GCP VPC SC with Shared VPC Network

Shashank Agarwal
Google Cloud - Community
4 min readJun 26, 2019

Quick Summary (TL;DR)

This article describes the limitation and workaround solution of using VPC Service Controls (VPC-SC) with Shared VPC in Google Cloud Platform.

Issue arises from the fact that VPC-SC observes service project VMs’ as resources of Shared VPC (instead of service project resources). On one hand if VPC-SC is enabled using only service project, then its own VMs are treated as resources outside perimeter. On other hand, if Shared VPC is included to same VPC-SC along with service project then VMs of other service projects using that Shared VPC are also included in same perimeter. Thus, other service project VMs are not able to connect to resources. These issues are explained in more detail in sections below.

Workaround solution is by creating VPC-SC only on service project and then stitch GCP VMs’ access by adding public IPs to Access Context Manager. More details in sections below.

What is VPC-SC (VPC Service Control)

In layman language, it is firewall for GCS, BigQuery, Bigtable and other supported services. It gives information security teams peace of mind that no-one can access data contained in these services from unauthorized networks. In other words it disables data exfiltration. Google Cloud documentation here.

What is Shared VPC Network

Shared VPC as its name suggests is a VPC Network created within a GCP project and is shared to multiple other projects. The project containing Shared VPC is called Shared VPC Host and project using its network are called Service Project. GCP documentation here.

Issue in implementing VPC-SC with Shared VPC

Often with a Shared VPC, multiple independent workloads/applications used same Shared VPC. While one of these teams require VPC-SC but other teams don’t.

Below diagram describes how VPC-SC observes the current setup.
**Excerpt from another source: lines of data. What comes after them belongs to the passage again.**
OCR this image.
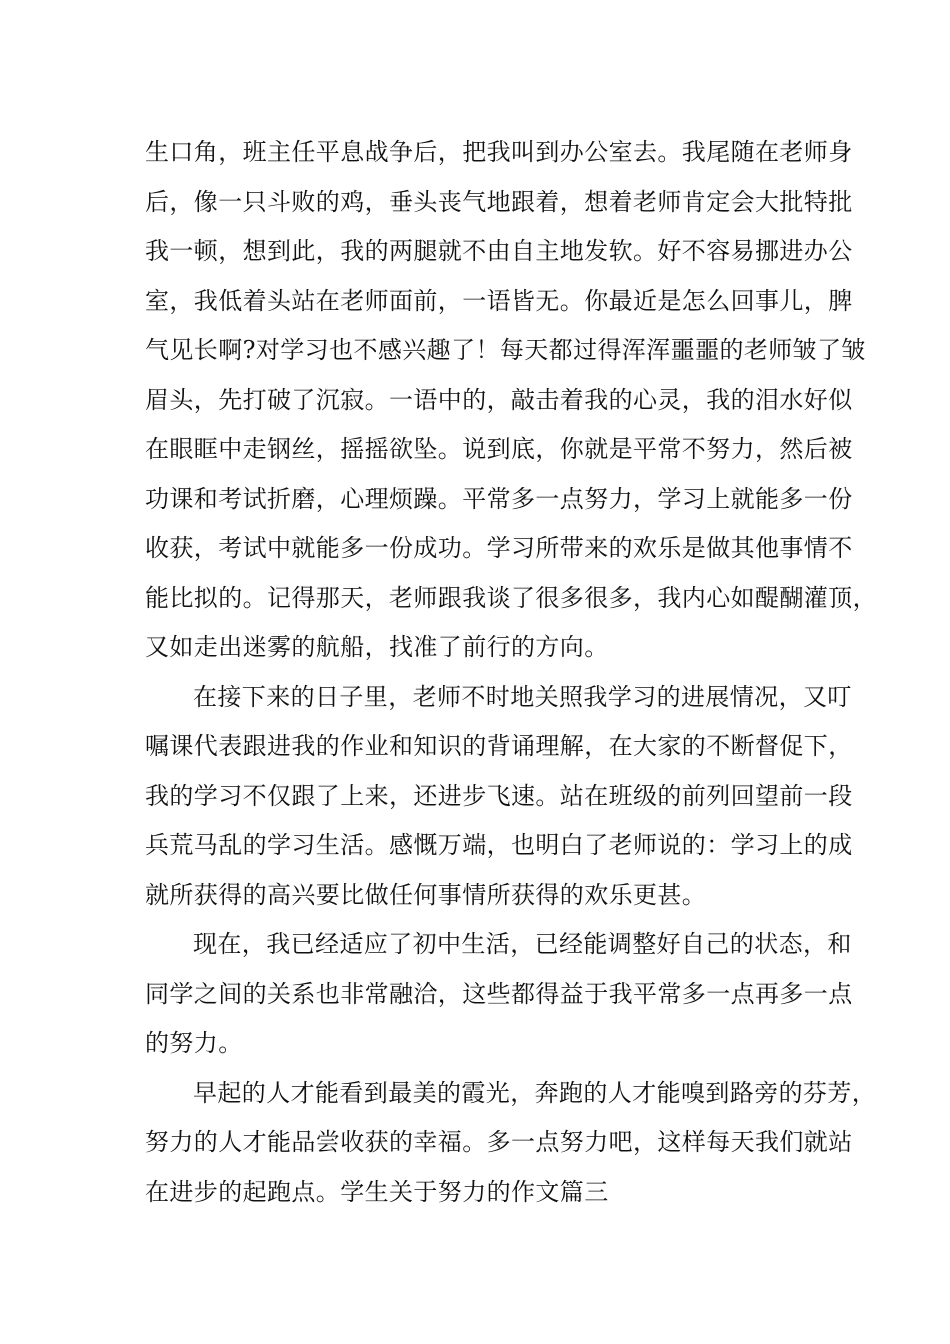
生口角，班主任平息战争后，把我叫到办公室去。我尾随在老师身
后，像一只斗败的鸡，垂头丧气地跟着，想着老师肯定会大批特批
我一顿，想到此，我的两腿就不由自主地发软。好不容易挪进办公
室，我低着头站在老师面前，一语皆无。你最近是怎么回事儿，脾
气见长啊?对学习也不感兴趣了！每天都过得浑浑噩噩的老师皱了皱
眉头，先打破了沉寂。一语中的，敲击着我的心灵，我的泪水好似
在眼眶中走钢丝，摇摇欲坠。说到底，你就是平常不努力，然后被
功课和考试折磨，心理烦躁。平常多一点努力，学习上就能多一份
收获，考试中就能多一份成功。学习所带来的欢乐是做其他事情不
能比拟的。记得那天，老师跟我谈了很多很多，我内心如醍醐灌顶，
又如走出迷雾的航船，找准了前行的方向。
在接下来的日子里，老师不时地关照我学习的进展情况，又叮
嘱课代表跟进我的作业和知识的背诵理解，在大家的不断督促下，
我的学习不仅跟了上来，还进步飞速。站在班级的前列回望前一段
兵荒马乱的学习生活。感慨万端，也明白了老师说的：学习上的成
就所获得的高兴要比做任何事情所获得的欢乐更甚。
现在，我已经适应了初中生活，已经能调整好自己的状态，和
同学之间的关系也非常融洽，这些都得益于我平常多一点再多一点
的努力。
早起的人才能看到最美的霞光，奔跑的人才能嗅到路旁的芬芳，
努力的人才能品尝收获的幸福。多一点努力吧，这样每天我们就站
在进步的起跑点。学生关于努力的作文篇三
Now in above diagram, let us suppose only Project A has sensitive data in GCS and BQ and therefore VPC-SC is required. This can be achieved in following ways:

  1. VPC SC perimeter with Shared VPC Host project + Service Project A + Access Context Manager (ACM) with public IPs of external network. Drawback is Service Project B VMs will not be able to talk to GCS or BQ in its own project.
  2. VPC-SC with Shared VPC Host + All Service Projects + ACM of external network. Drawback is some products are not compatible with VPC-SC (documented here) like AppEngine, Cloud Functions, Dataflow etc. This can restrict other teams who do not require VPC-SC but still want to use serverless services. Second drawback is, lack of multiple VPC-SC for each team. This increases attack surface as breach in perimeter can cause more damage.
  3. VPC-SC with Service Project A + ACM of external network + ACM of shared network VMs’ public IPs. While this fits most of the use cases, drawback is maintaining list of VM’s public IPs in ACM as new VMs can spun up anytime. (we will fix this drawback in solution).
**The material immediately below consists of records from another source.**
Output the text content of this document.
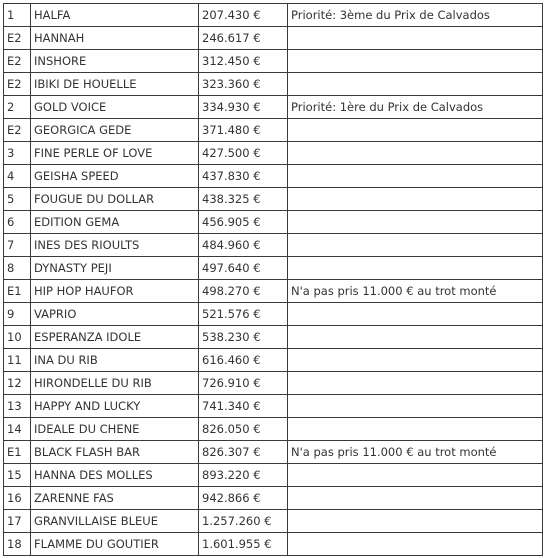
1	HALFA	207.430 €	Priorité: 3ème du Prix de Calvados
E2	HANNAH	246.617 €	
E2	INSHORE	312.450 €	
E2	IBIKI DE HOUELLE	323.360 €	
2	GOLD VOICE	334.930 €	Priorité: 1ère du Prix de Calvados
E2	GEORGICA GEDE	371.480 €	
3	FINE PERLE OF LOVE	427.500 €	
4	GEISHA SPEED	437.830 €	
5	FOUGUE DU DOLLAR	438.325 €	
6	EDITION GEMA	456.905 €	
7	INES DES RIOULTS	484.960 €	
8	DYNASTY PEJI	497.640 €	
E1	HIP HOP HAUFOR	498.270 €	N'a pas pris 11.000 € au trot monté
9	VAPRIO	521.576 €	
10	ESPERANZA IDOLE	538.230 €	
11	INA DU RIB	616.460 €	
12	HIRONDELLE DU RIB	726.910 €	
13	HAPPY AND LUCKY	741.340 €	
14	IDEALE DU CHENE	826.050 €	
E1	BLACK FLASH BAR	826.307 €	N'a pas pris 11.000 € au trot monté
15	HANNA DES MOLLES	893.220 €	
16	ZARENNE FAS	942.866 €	
17	GRANVILLAISE BLEUE	1.257.260 €	
18	FLAMME DU GOUTIER	1.601.955 €	
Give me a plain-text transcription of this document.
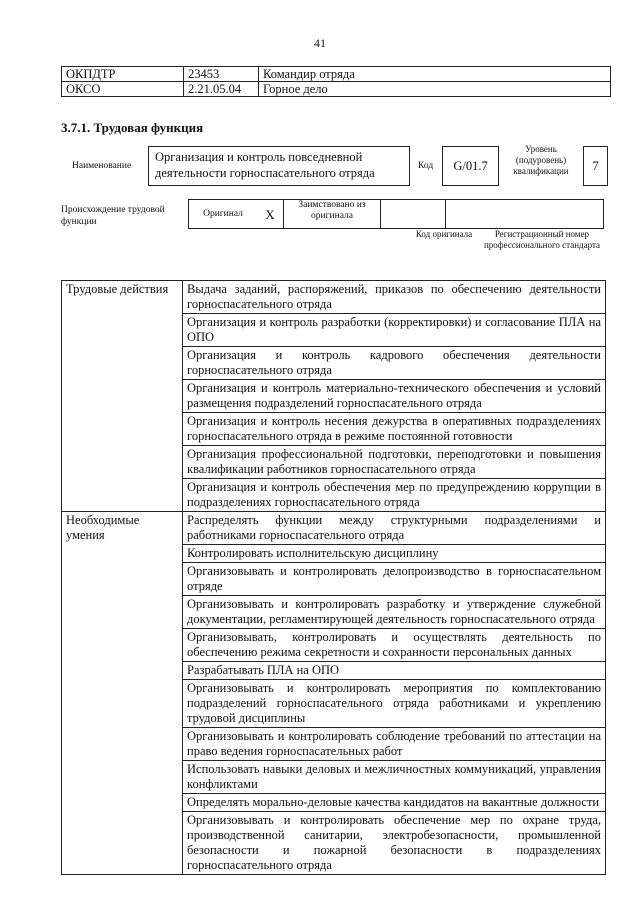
41
ОКПДТР	23453	Командир отряда
ОКСО	2.21.05.04	Горное дело
3.7.1. Трудовая функция
Наименование
Организация и контроль повседневной деятельности горноспасательного отряда	Код	G/01.7
Уровень (подуровень) квалификации	7
Происхождение трудовой функции
Оригинал	X	Заимствовано из оригинала		
Код оригинала	Регистрационный номер профессионального стандарта
Трудовые действия	Выдача заданий, распоряжений, приказов по обеспечению деятельности горноспасательного отряда
	Организация и контроль разработки (корректировки) и согласование ПЛА на ОПО
	Организация и контроль кадрового обеспечения деятельности горноспасательного отряда
	Организация и контроль материально-технического обеспечения и условий размещения подразделений горноспасательного отряда
	Организация и контроль несения дежурства в оперативных подразделениях горноспасательного отряда в режиме постоянной готовности
	Организация профессиональной подготовки, переподготовки и повышения квалификации работников горноспасательного отряда
	Организация и контроль обеспечения мер по предупреждению коррупции в подразделениях горноспасательного отряда
Необходимые умения	Распределять функции между структурными подразделениями и работниками горноспасательного отряда
	Контролировать исполнительскую дисциплину
	Организовывать и контролировать делопроизводство в горноспасательном отряде
	Организовывать и контролировать разработку и утверждение служебной документации, регламентирующей деятельность горноспасательного отряда
	Организовывать, контролировать и осуществлять деятельность по обеспечению режима секретности и сохранности персональных данных
	Разрабатывать ПЛА на ОПО
	Организовывать и контролировать мероприятия по комплектованию подразделений горноспасательного отряда работниками и укреплению трудовой дисциплины
	Организовывать и контролировать соблюдение требований по аттестации на право ведения горноспасательных работ
	Использовать навыки деловых и межличностных коммуникаций, управления конфликтами
	Определять морально-деловые качества кандидатов на вакантные должности
	Организовывать и контролировать обеспечение мер по охране труда, производственной санитарии, электробезопасности, промышленной безопасности и пожарной безопасности в подразделениях горноспасательного отряда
Solution for using VPC-SC with Shared VPC

One of the simple solution is to create VPC-SC with Service Project A + ACM with IPs of external network + ACM with public IPs of shared network VMs. However to make it practically useful we need to mitigate its drawback which is need to maintain list of VM’s public IPs in ACM as new VMs can spun up anytime. Workaround for above drawback is use NAT Gateways.

Using ACM we can whitelist public IPs which are allowed to access VPC-SC perimeter. Thus, we create an ACM list containing public IPs of NAT. Thus any VM hosted on shared network will be allowed communicate with resources inside VPC-SC.

Broad steps to implement this solution are:

  1. Create NAT Gateways in Shared VPC project using compute engine VMs. Assign static external IPs to NAT VMs. Create required routes. Step by step implementation for NAT Gateway is described here.
    NOTE: Cloud NAT does not works along with this workaround yet. (authoring date: June 25, 2019).
  2. None of the service project VMs should have external IPs instead they should be using NAT Gateway only.
  3. Create Access Context Manger (ACM) for whitelisting NAT IPs of shared network (plus public IPs of any other authorized network).
  4. Create VPC-SC only with Service Project and link it to ACM above.

What is NAT Gateway

It allows us to use one external IP address to send traffic from multiple virtual machine instances but only expose a single virtual machine to the Internet. Other benefits of NAT Gateway is ability to easily monitor traffic escaping to internet.